Warum sind dennoch viele junge Muslime ansprechbar für Terrorismus?

Sind sie das wirklich? Bei uns gibt es doch viel mehr rechtsradikale Gewalttäter als islamistische Gewalttäter. In Deutschland ist seit der Wiedervereinigung kein einziger Deutscher durch islamistische Terroristen ermordet worden. Aber über 180 Menschen sind durch Rechtsradikale getötet worden. Das wird in der Öffentlichkeit einfach nicht wahrgenommen. Und von der AfD natürlich unterschlagen. Der Islam ist nicht unser Feind. Der wahre Feind steht rechts.

Dass die AfD mit den Menschen, die zum Islam gehören, nun eine ganze Gruppe ausschließt, ist das angesichts der deutschen Vergangenheit nicht zutiefst verunsichernd?

Mich stößt das ab, und es deprimiert mich. Ich habe den Zweiten Weltkrieg noch als Kind miterlebt. Damals waren die Juden das Feindbild.
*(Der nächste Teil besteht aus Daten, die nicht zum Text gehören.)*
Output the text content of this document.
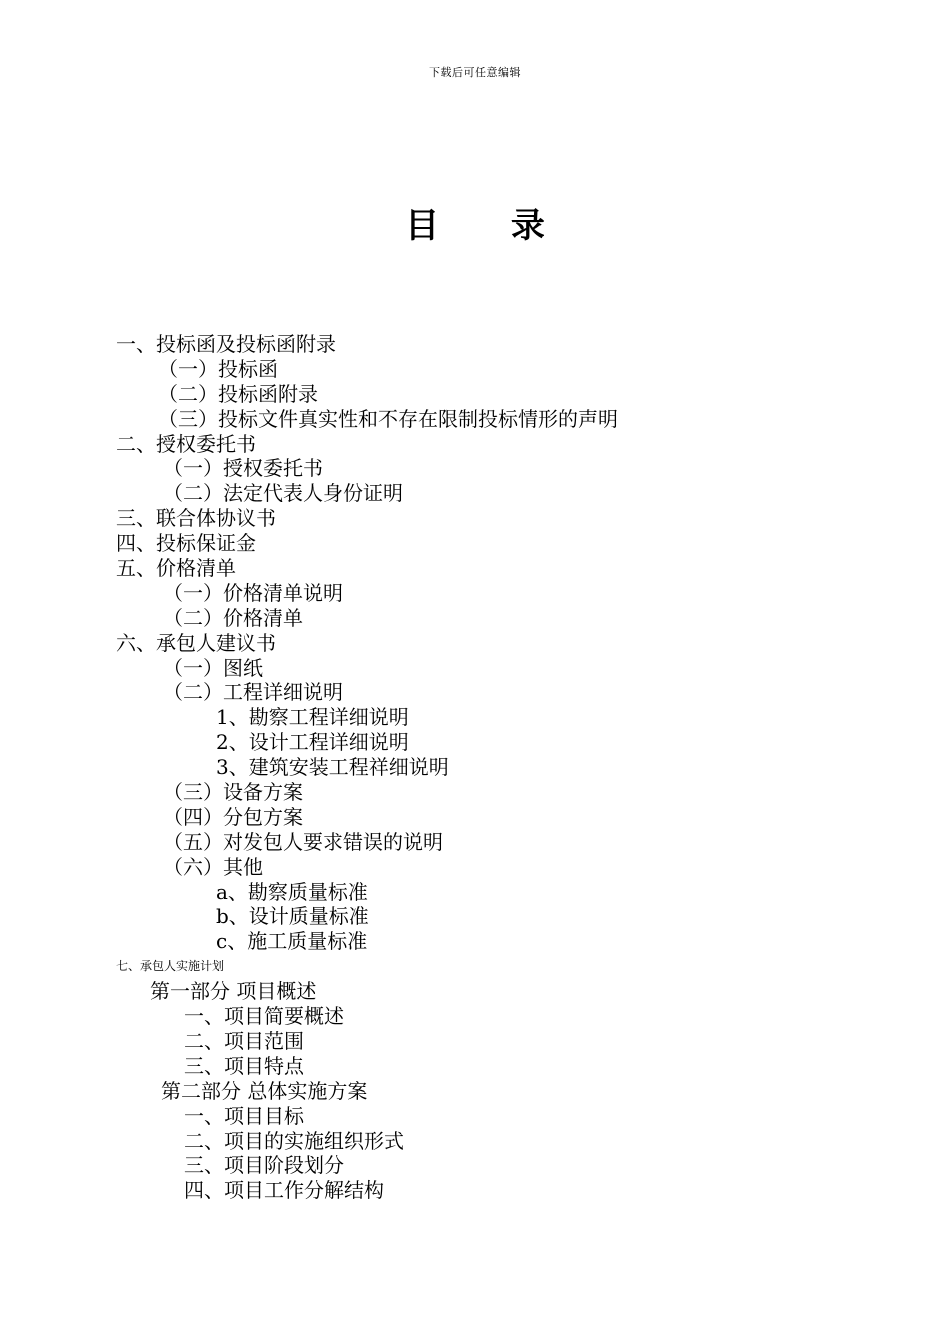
下载后可任意编辑
目 录
一、投标函及投标函附录
（一）投标函
（二）投标函附录
（三）投标文件真实性和不存在限制投标情形的声明
二、授权委托书
（一）授权委托书
（二）法定代表人身份证明
三、联合体协议书
四、投标保证金
五、价格清单
（一）价格清单说明
（二）价格清单
六、承包人建议书
（一）图纸
（二）工程详细说明
1、勘察工程详细说明
2、设计工程详细说明
3、建筑安装工程祥细说明
（三）设备方案
（四）分包方案
（五）对发包人要求错误的说明
（六）其他
a、勘察质量标准
b、设计质量标准
c、施工质量标准
七、承包人实施计划
第一部分 项目概述
一、项目简要概述
二、项目范围
三、项目特点
第二部分 总体实施方案
一、项目目标
二、项目的实施组织形式
三、项目阶段划分
四、项目工作分解结构
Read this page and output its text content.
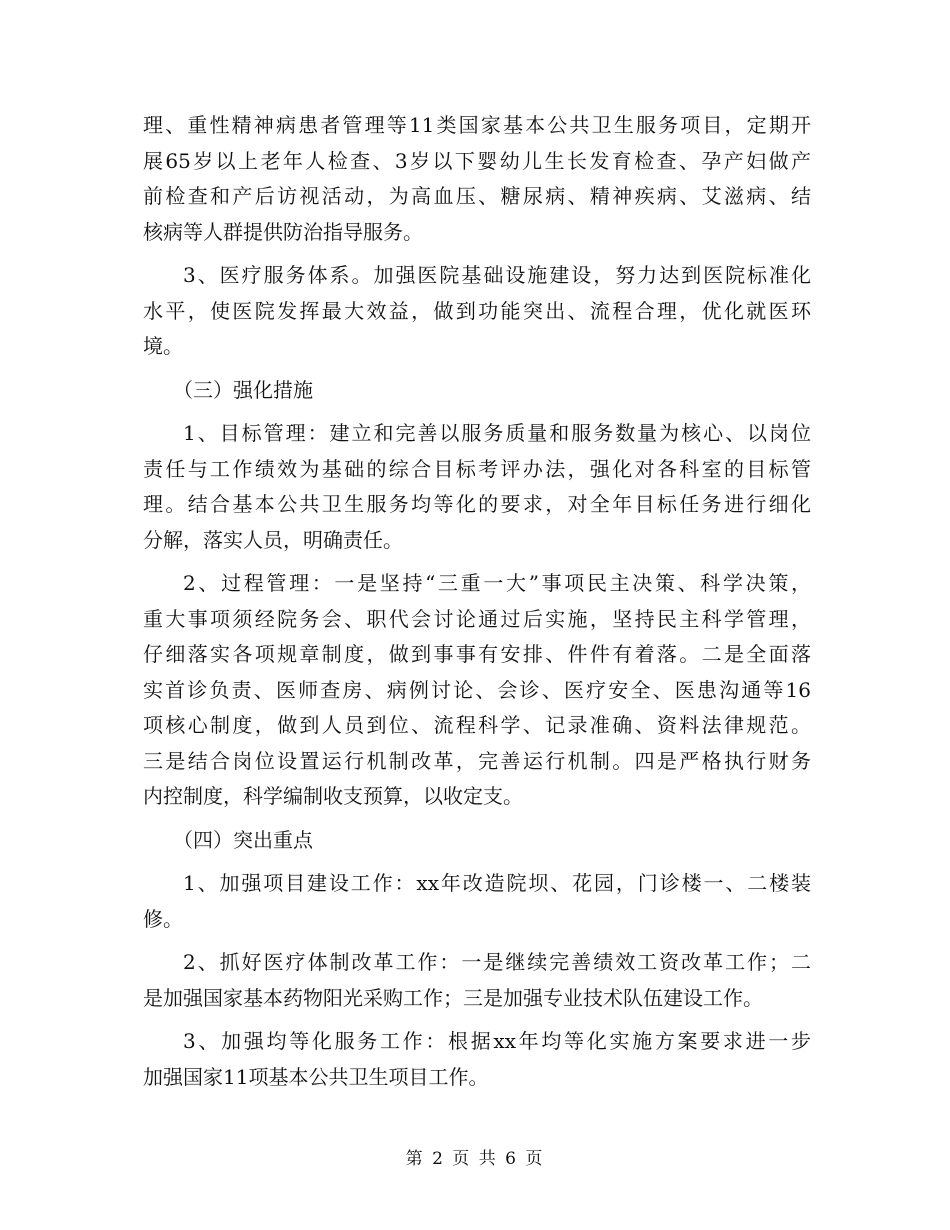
理、重性精神病患者管理等11类国家基本公共卫生服务项目，定期开
展65岁以上老年人检查、3岁以下婴幼儿生长发育检查、孕产妇做产
前检查和产后访视活动，为高血压、糖尿病、精神疾病、艾滋病、结
核病等人群提供防治指导服务。
3、医疗服务体系。加强医院基础设施建设，努力达到医院标准化
水平，使医院发挥最大效益，做到功能突出、流程合理，优化就医环
境。
（三）强化措施
1、目标管理：建立和完善以服务质量和服务数量为核心、以岗位
责任与工作绩效为基础的综合目标考评办法，强化对各科室的目标管
理。结合基本公共卫生服务均等化的要求，对全年目标任务进行细化
分解，落实人员，明确责任。
2、过程管理：一是坚持“三重一大”事项民主决策、科学决策，
重大事项须经院务会、职代会讨论通过后实施，坚持民主科学管理，
仔细落实各项规章制度，做到事事有安排、件件有着落。二是全面落
实首诊负责、医师查房、病例讨论、会诊、医疗安全、医患沟通等16
项核心制度，做到人员到位、流程科学、记录准确、资料法律规范。
三是结合岗位设置运行机制改革，完善运行机制。四是严格执行财务
内控制度，科学编制收支预算，以收定支。
（四）突出重点
1、加强项目建设工作：xx年改造院坝、花园，门诊楼一、二楼装
修。
2、抓好医疗体制改革工作：一是继续完善绩效工资改革工作；二
是加强国家基本药物阳光采购工作；三是加强专业技术队伍建设工作。
3、加强均等化服务工作：根据xx年均等化实施方案要求进一步
加强国家11项基本公共卫生项目工作。
第 2 页 共 6 页
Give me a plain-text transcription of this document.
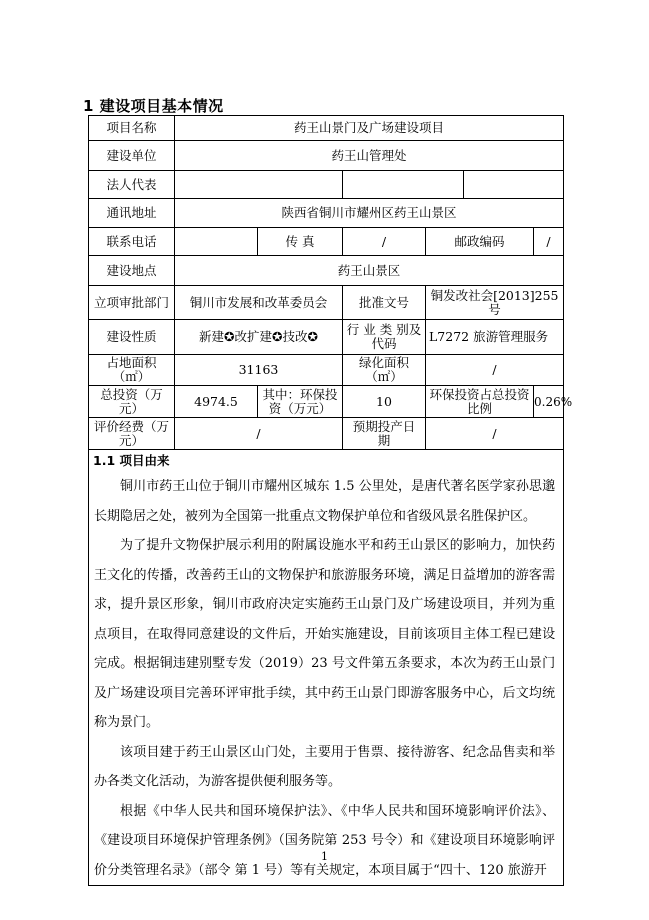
1 建设项目基本情况
项目名称	药王山景门及广场建设项目					
建设单位	药王山管理处					
法人代表						
通讯地址	陕西省铜川市耀州区药王山景区					
联系电话		传 真	/	邮政编码		/
建设地点	药王山景区					
立项审批部门	铜川市发展和改革委员会		批准文号	铜发改社会[2013]255 号		
建设性质	新建✪改扩建✪技改✪		行 业 类 别及代码	L7272 旅游管理服务		
占地面积（㎡）	31163		绿化面积（㎡）	/		
总投资（万元）	4974.5	其中：环保投资（万元）	10	环保投资占总投资比例		0.26%
评价经费（万元）	/		预期投产日 期	/		

1.1 项目由来

铜川市药王山位于铜川市耀州区城东 1.5 公里处，是唐代著名医学家孙思邈长期隐居之处，被列为全国第一批重点文物保护单位和省级风景名胜保护区。

为了提升文物保护展示利用的附属设施水平和药王山景区的影响力，加快药王文化的传播，改善药王山的文物保护和旅游服务环境，满足日益增加的游客需求，提升景区形象，铜川市政府决定实施药王山景门及广场建设项目，并列为重点项目，在取得同意建设的文件后，开始实施建设，目前该项目主体工程已建设完成。根据铜违建别墅专发（2019）23 号文件第五条要求，本次为药王山景门及广场建设项目完善环评审批手续，其中药王山景门即游客服务中心，后文均统称为景门。

该项目建于药王山景区山门处，主要用于售票、接待游客、纪念品售卖和举办各类文化活动，为游客提供便利服务等。

根据《中华人民共和国环境保护法》、《中华人民共和国环境影响评价法》、《建设项目环境保护管理条例》（国务院第 253 号令）和《建设项目环境影响评价分类管理名录》（部令 第 1 号）等有关规定，本项目属于“四十、120 旅游开						

1
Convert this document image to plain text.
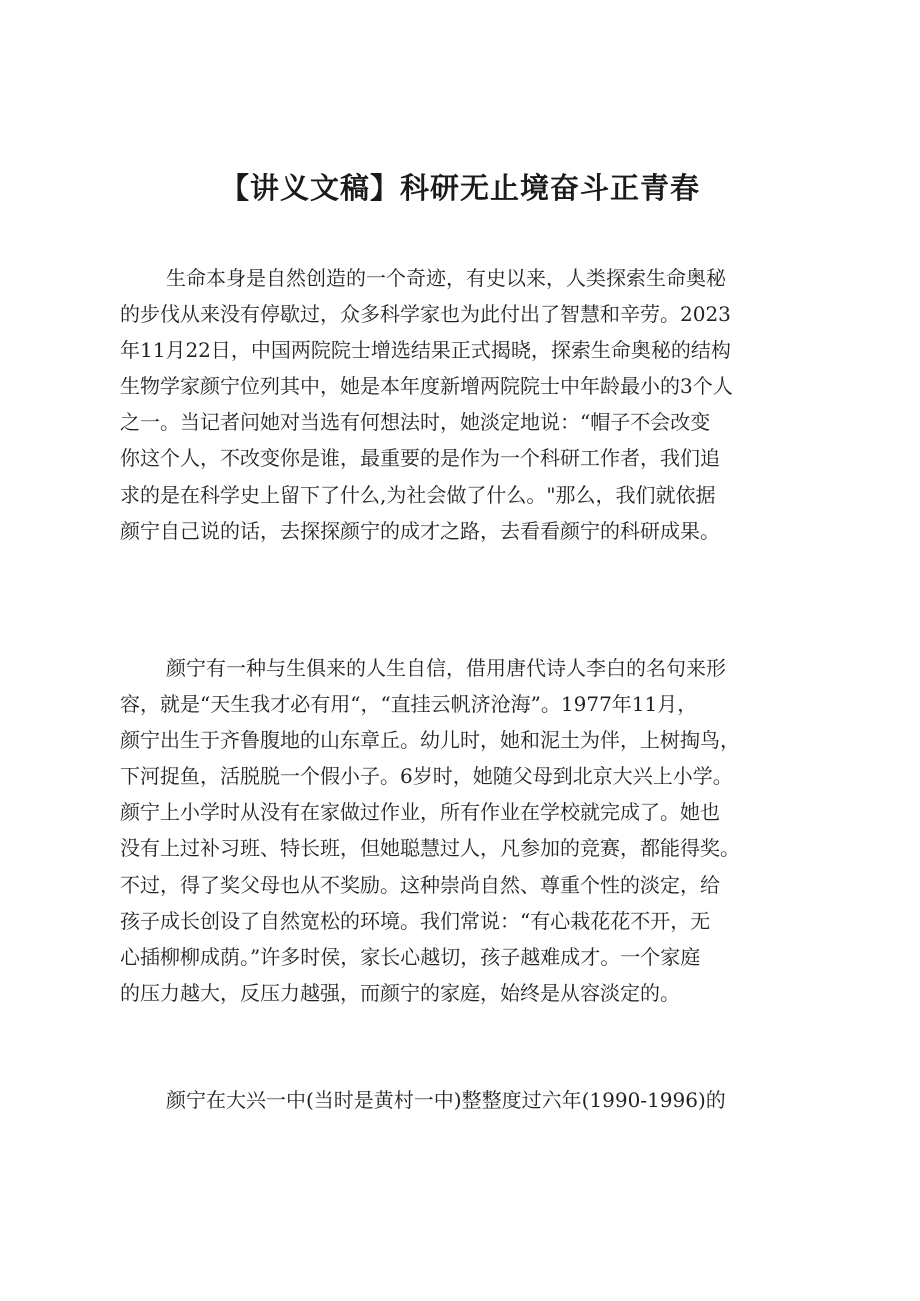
【讲义文稿】科研无止境奋斗正青春
生命本身是自然创造的一个奇迹，有史以来，人类探索生命奥秘
的步伐从来没有停歇过，众多科学家也为此付出了智慧和辛劳。2023
年11月22日，中国两院院士增选结果正式揭晓，探索生命奥秘的结构
生物学家颜宁位列其中，她是本年度新增两院院士中年龄最小的3个人
之一。当记者问她对当选有何想法时，她淡定地说：“帽子不会改变
你这个人，不改变你是谁，最重要的是作为一个科研工作者，我们追
求的是在科学史上留下了什么,为社会做了什么。"那么，我们就依据
颜宁自己说的话，去探探颜宁的成才之路，去看看颜宁的科研成果。
颜宁有一种与生俱来的人生自信，借用唐代诗人李白的名句来形
容，就是“天生我才必有用“，“直挂云帆济沧海”。1977年11月，
颜宁出生于齐鲁腹地的山东章丘。幼儿时，她和泥土为伴，上树掏鸟，
下河捉鱼，活脱脱一个假小子。6岁时，她随父母到北京大兴上小学。
颜宁上小学时从没有在家做过作业，所有作业在学校就完成了。她也
没有上过补习班、特长班，但她聪慧过人，凡参加的竞赛，都能得奖。
不过，得了奖父母也从不奖励。这种崇尚自然、尊重个性的淡定，给
孩子成长创设了自然宽松的环境。我们常说：“有心栽花花不开，无
心插柳柳成荫。”许多时侯，家长心越切，孩子越难成才。一个家庭
的压力越大，反压力越强，而颜宁的家庭，始终是从容淡定的。
颜宁在大兴一中(当时是黄村一中)整整度过六年(1990-1996)的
Stellen Sie sich vor, was los wäre, wenn heute einer sagen würde, das Judentum sei mit dem Grundgesetz nicht vereinbar. Wenn jemand sagen würde, dass alle Synagogen, die aus Israel finanziert würden, geschlossen werden müssten. Er würde zu Recht gesellschaftlich geächtet. Die AfD macht es mit einer anderen Bevölkerungs- und Religionsgruppe. Aber das ist dieselbe rassistische Geisteshaltung. Und genauso  undemokratisch und faschistoid.